Jeff Cox, spokesman for the City of Salem, Mass., told the Monitor that his city was marked on the map after kids selling lemonade on Salem Common in the August 2005 were ordered to shut down after a nearby sausage vendor complained to police that they were negatively affecting his business.
“The City of Salem is fine with kids having a lemonade stand on their family’s property, but this was a case where they were in the Common where a vendor had paid to sell his wares,” explains Mr. Cox.
Larry Lombardi, business development manager for the City of Norfolk, Virginia, where kids are still free to hawk a cold cup of sunshine on the front lawn, says that while regulations for street vendors have their place, “a little common sense would be nice to see in these situations.”
“Somebody in these situations needs to give a little leeway because it crushes the entrepreneurial spirit. That’s really what our country is all about, that spirit,” Mr. Lombardi says in an interview. “The most common-sense move they could make in Texas now – after the mayor waived the fee – for a little good will, would be to see a line of officers there buying a cup of lemonade from those little girls on a hot day out there in Texas.”

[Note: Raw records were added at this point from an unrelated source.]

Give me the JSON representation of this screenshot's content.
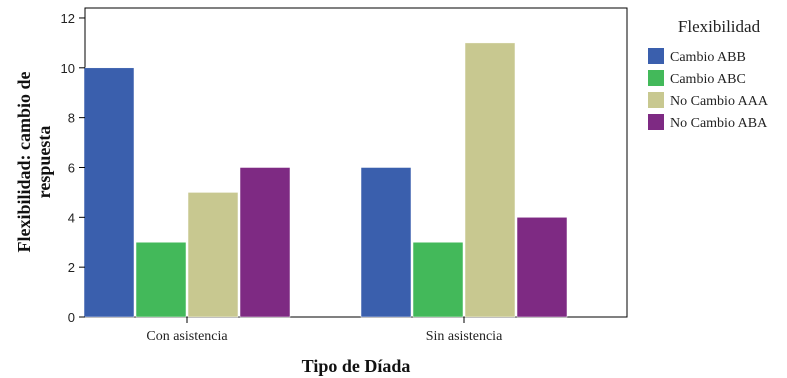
{
  "chart_data": {
    "type": "bar",
    "categories": [
      "Con asistencia",
      "Sin asistencia"
    ],
    "series": [
      {
        "name": "Cambio ABB",
        "values": [
          10,
          6
        ],
        "color": "#3a5fad"
      },
      {
        "name": "Cambio ABC",
        "values": [
          3,
          3
        ],
        "color": "#43b95a"
      },
      {
        "name": "No Cambio AAA",
        "values": [
          5,
          11
        ],
        "color": "#c8c890"
      },
      {
        "name": "No Cambio ABA",
        "values": [
          6,
          4
        ],
        "color": "#7e2a83"
      }
    ],
    "yticks": [
      "0",
      "2",
      "4",
      "6",
      "8",
      "10",
      "12"
    ],
    "ylim": [
      0,
      12.4
    ],
    "xlabel": "Tipo de Díada",
    "ylabel_lines": [
      "Flexibilidad: cambio de",
      "respuesta"
    ],
    "legend_title": "Flexibilidad",
    "legend_position": "right",
    "grid": false
  }
}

Not all lemonade entrepreneurs are keeping their profits; many are participating in a nationwide fundraiser for Alex's Lemonade Stand, a nonprofit foundation based in Bala Cynwyd, Pa.
“The lemonade stand is such an American tradition for the summertime," says Gillian Kocher, spokesperson for Alex’s Lemonade Stand. "We do want our volunteers to continue to do this because there are so many important lessons, not only giving back but math skills and social skills. We would certainly hate to see that tradition end or change.”
Alex's Lemonade Stand Foundation for Childhood Cancer, as the full name implies, raises money to fund childhood cancer research by enlisting volunteers around the country to set up their own lemonade stands and send in donations. The foundation will hold its annual “Lemonade Days” national fundraiser from Friday, June 12 to Sunday, June 14.
The foundation's namesake, Alexandra "Alex" Scott, was diagnosed with a type of childhood cancer before age one. During the second week of June, Alex would run a lemonade stand in front of her family’s Connecticut home. She passed away in August 2004 at the age of eight.
“We do work with our volunteers – young kids a lot of the time, and their parents – to help them figure out what the rules might be in their own municipalities,” Ms. Kocher adds. “We’re lucky that we have not had our volunteers shut down, but it is something that we're looking at.”
It’s difficult to pin down an average income for a child’s lemonade stand, says Kocher, as it can range anywhere from a few dollars to over a thousand dollars. One alternative for those who want to turn lemons into lemonade for the cause is a virtual stand like the one operated by cancer fighter Maya Rigler, age 10, of Pennsylvania who has raised over $130,000 online.
“We know that every penny counts in a fundraiser,” Kocher says. “We like to say that the best-tasting lemonade is the kind that makes a difference.”